Central Prison

Written By Jonathan Martin

The North Carolina Constitution of 1868 ordered the establishment of a prison, and in December of 1884 the Central Prison was finished in Raleigh, North Carolina. As the state’s first prison, Central Prison was built “to address concerns about inconsistent and cruel punishment and mounting costs at county jails” as commissioned by the 1868 Constitution (Powell, p. 198).

The North Carolina General Assembly mandated a prison committee to purchase land for the site of Central Prison. A twenty-two acre plot was bought in 1870 and inmates started working on the prison. Built as a Gothic, castle-style complex, the Central Prison was the vision of several architects including W. O. Wolfe, father of author Thomas Wolfe.

After fourteen years of construction, inmates finished building the $1.25 million prison in 1884. Throughout the course of the prison’s operation numerous renovations have kept Central Prison consistent with the increase in the number of inmates. In the 1940s a license plate operation was started, and in the 1960s the prison opened its intensive care hospital.

In 1968 a prison riot occurred at Central Prison, leaving six inmates dead and seventy others injured. The revolting prisoners raided a guard cache of weapons, and they burned several buildings at the prison. The spark of the riot was based on the prisoner’s complaint that high-security inmates be returned to the general prison population.  

In the 1980s the North Carolina Department of Corrections appropriated $38 million to renovate the aging prison.
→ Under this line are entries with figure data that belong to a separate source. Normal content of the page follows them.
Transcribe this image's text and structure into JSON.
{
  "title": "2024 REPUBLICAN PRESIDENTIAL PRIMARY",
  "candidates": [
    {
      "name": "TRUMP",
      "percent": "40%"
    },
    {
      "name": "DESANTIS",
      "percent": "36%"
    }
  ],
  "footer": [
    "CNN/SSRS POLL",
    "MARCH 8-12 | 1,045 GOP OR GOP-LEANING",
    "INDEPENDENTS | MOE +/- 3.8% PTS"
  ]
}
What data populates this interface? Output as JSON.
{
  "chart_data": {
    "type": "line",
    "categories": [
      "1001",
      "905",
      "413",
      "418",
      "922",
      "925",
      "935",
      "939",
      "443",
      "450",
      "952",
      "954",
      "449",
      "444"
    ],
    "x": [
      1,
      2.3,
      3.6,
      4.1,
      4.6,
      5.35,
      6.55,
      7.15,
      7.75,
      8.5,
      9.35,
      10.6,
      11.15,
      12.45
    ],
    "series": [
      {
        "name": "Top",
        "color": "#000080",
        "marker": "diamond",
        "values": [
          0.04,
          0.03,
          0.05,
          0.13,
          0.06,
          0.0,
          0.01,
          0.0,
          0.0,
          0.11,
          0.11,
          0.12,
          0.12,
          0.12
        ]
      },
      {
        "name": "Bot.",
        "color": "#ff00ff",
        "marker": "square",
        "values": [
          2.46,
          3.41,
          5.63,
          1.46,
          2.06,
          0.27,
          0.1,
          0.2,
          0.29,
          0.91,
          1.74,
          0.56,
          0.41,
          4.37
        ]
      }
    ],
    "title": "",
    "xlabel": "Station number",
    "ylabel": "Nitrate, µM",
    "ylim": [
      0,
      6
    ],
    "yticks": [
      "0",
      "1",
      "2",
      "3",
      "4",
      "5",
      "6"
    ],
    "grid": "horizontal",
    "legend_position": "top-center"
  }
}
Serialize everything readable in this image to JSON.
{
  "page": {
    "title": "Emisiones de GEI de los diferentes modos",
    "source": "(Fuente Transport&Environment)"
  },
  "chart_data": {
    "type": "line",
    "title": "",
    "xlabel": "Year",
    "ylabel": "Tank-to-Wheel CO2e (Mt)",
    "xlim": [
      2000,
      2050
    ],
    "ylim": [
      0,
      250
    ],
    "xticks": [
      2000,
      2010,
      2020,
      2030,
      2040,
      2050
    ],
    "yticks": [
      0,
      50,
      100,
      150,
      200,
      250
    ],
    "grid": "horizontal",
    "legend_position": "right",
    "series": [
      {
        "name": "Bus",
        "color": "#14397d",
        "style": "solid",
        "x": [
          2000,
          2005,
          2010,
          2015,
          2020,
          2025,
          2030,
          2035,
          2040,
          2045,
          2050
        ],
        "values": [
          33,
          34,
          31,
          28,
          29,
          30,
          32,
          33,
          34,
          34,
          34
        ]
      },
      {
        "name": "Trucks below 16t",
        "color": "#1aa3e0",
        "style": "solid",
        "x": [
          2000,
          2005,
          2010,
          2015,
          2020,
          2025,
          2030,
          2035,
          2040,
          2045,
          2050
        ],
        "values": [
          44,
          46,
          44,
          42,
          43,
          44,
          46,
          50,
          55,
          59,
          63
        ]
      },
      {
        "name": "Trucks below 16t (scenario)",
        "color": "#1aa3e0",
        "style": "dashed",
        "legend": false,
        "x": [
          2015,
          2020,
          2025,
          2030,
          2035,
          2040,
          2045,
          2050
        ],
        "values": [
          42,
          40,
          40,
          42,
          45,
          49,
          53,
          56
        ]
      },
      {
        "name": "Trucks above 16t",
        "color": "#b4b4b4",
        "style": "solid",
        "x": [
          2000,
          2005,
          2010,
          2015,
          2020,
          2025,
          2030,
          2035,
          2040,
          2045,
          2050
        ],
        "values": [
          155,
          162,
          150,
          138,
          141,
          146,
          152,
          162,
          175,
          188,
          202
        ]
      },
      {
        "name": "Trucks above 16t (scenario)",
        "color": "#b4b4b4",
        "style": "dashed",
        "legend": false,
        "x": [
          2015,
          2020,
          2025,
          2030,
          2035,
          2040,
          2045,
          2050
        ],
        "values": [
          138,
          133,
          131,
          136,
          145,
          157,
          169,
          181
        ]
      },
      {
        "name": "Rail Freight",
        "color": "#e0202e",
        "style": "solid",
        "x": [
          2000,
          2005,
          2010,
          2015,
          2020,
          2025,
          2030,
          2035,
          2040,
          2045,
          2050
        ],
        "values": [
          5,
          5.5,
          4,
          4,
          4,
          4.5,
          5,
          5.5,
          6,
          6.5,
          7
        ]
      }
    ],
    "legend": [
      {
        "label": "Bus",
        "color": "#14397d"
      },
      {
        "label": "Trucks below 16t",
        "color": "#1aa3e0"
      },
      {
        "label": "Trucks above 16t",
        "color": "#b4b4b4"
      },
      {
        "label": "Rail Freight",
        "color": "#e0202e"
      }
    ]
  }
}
Housing cells and administrative offices were added to the prison while the original Gothic structure was demolished for more modern prison arrangements. A new intake wing was added to the prison and currently Central Prison operates the facility for male felons who are over the age of twenty-two and whose sentences are longer than twenty years.

Presently, the Central Prison incarcerates 1,000 male inmates, administered by a staff of 700. The head administrator is Kenneth E. Lassiter, and the prison operates the state’s execution chamber and death row while the mental health wing assists male inmates with psychological illnesses. In addition, the prison operates GED and college courses through the University of North Carolina.